Projekt BBZ

Der vorliegende Zwischenbericht der fünf für diesen Zweck eingesetzten Arbeitsgruppen zeigt den Stand des Prüfverfahrens auf und enthält Trendaussagen, in welche Richtungen das schulische Berufsbildungssystem weiterentwickelt werden könnte.

Die in Kurzform „Projekt BBZ" genannten Untersuchungen zielen auf drei Bereiche, die theoretisch isoliert, wegen der ihnen innewohnenden Interdependenzen aber besser gemeinsam zu betrachten sind.

· Rechtlich-betriebswirtschaftliche Struktur des beruflichen Schulwesens im Hinblick auf Trägerschaft und Rechtsform, personelle und sächliche Ressourcen der BBZ, Steuerungssystem und Informationsmanagement.

· Größe, Standorte und Bildungsgänge der BBZ

· Bildungsgänge des beruflichen Schulwesens und ihre Gestaltung.

Die zu erarbeitenden Reformvorschläge zielen vor allem auf

· eine Qualitätsverbesserung der Berufsbildung i. S. der Förderung einer umfassenden Handlungskompetenz junger Menschen,

· die Stärkung der Leistungsfähigkeit des Standortes Hamburg,

· die Schaffung von Bildungsgängen und Organisationsformen, die Synergieeffekte ermöglichen und damit zur Ressourcenschonung beitragen.

Hinsichtlich Rechtsform und Trägerschaft scheinen die bisherigen Regelungen ­ auch vor den Entwicklungen in anderen Ländern ­ nicht ausreichend zur Zielerreichung geeignet zu sein.

Nach Untersuchung realistischer Alternativen könnte die Überführung beruflicher Schulen in rechtlich selbständige Anstalten öffentlichen Rechts eine zielgerichtete Weiterentwicklung darstellen.

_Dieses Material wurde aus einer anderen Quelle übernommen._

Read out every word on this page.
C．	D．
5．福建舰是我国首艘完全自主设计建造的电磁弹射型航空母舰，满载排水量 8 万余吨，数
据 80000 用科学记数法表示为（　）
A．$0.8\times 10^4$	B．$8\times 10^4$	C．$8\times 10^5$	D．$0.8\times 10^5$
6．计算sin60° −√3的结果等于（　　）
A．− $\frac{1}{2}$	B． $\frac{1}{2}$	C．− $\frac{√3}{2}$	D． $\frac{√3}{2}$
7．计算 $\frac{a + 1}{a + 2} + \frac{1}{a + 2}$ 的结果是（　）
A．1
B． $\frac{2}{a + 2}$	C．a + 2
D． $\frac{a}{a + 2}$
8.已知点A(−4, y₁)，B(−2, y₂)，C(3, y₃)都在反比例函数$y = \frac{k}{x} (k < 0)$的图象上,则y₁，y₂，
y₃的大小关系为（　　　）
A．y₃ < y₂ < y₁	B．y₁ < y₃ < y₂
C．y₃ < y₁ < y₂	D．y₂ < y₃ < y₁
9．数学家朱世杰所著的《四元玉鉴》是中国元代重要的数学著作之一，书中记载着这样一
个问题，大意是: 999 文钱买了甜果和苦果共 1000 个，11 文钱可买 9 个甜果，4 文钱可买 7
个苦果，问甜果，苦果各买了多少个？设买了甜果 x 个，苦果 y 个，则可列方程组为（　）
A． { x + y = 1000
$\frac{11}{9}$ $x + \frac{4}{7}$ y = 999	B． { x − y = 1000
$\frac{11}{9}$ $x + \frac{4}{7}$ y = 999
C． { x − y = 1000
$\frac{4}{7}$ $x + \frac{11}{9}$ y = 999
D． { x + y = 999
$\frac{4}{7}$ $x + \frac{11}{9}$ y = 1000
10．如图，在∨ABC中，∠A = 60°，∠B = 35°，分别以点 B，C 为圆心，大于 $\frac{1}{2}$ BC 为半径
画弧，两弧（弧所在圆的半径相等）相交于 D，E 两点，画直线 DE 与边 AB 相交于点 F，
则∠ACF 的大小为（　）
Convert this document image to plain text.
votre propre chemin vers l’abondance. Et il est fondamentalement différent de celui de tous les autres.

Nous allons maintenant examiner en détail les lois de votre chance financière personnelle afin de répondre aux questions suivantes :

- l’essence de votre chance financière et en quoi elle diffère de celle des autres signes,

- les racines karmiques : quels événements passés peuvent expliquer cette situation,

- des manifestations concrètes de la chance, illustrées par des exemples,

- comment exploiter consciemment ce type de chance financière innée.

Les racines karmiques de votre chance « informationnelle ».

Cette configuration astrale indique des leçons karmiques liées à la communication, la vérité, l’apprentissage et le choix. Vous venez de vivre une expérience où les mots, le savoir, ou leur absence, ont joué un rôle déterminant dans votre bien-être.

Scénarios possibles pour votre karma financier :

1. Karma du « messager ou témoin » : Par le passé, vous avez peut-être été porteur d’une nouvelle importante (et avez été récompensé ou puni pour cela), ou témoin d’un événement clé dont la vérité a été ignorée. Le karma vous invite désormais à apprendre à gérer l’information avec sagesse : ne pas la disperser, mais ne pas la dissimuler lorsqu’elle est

Zur Gestaltung der dann notwendigen neuen Organisationsstruktur wurden vier Varianten entwickelt, von denen das Modell „Institut" als das geeignetste angesehen werden könnte. In diesem zweistufigen System würde unterhalb der auf ihre ministeriellen Kernaufgaben beschränkten Behörde für Bildung und Sport (BBS) ein zu gründendes Hamburger Institut für Berufsbildung (HIB) den BBZ zur Seite gestellt. Das HIB könnte als Anstalt des öffentlichen Rechts mit Dienstherreneigenschaft ausgestattet werden, durch Kontrakte mit der BBS gesteuert werden, eine weitestgehend unabhängige Schulinspektion darstellen, an der Gestaltung beruflicher Bildungsgänge mitwirken, die BBS und die BBZ beraten und BBZübergreifende Verwaltungs- und Serviceaufgaben (wie z. B. Personalverwaltung) satzungsoder vertragsmäßig übertragen bekommen. Die ebenfalls über Kontrakte durch die BBS gesteuerten BBZ könnten auch als Anstalten des öffentlichen Rechts rechtlich selbständig werden, unter Hinzuziehung eines kaufmännischen Leiters professioneller geführt werden und eine umfassende Budgetverantwortung über ein Globalbudget erhalten.

Im Modell „Holding" würde eine Art Mittelinstanz zwischen die BBZ und die BBS geschoben.

Kontraktbeziehungen bestünden dann zwischen der BBS und der Holding einerseits sowie zwischen der Holding und den BBZ andererseits. Im Modell „Autonomie" könnte die rechtliche Selbständigkeit der BBZ auch die Dienstherreneigenschaft umfassen. Schließlich bliebe im Modell „Evolution" der Status quo in der Rechtsstruktur erhalten; die Veränderungen bezögen sich auf Standorte und Strukturen der BBZ sowie die Gestaltung der Bildungsgänge.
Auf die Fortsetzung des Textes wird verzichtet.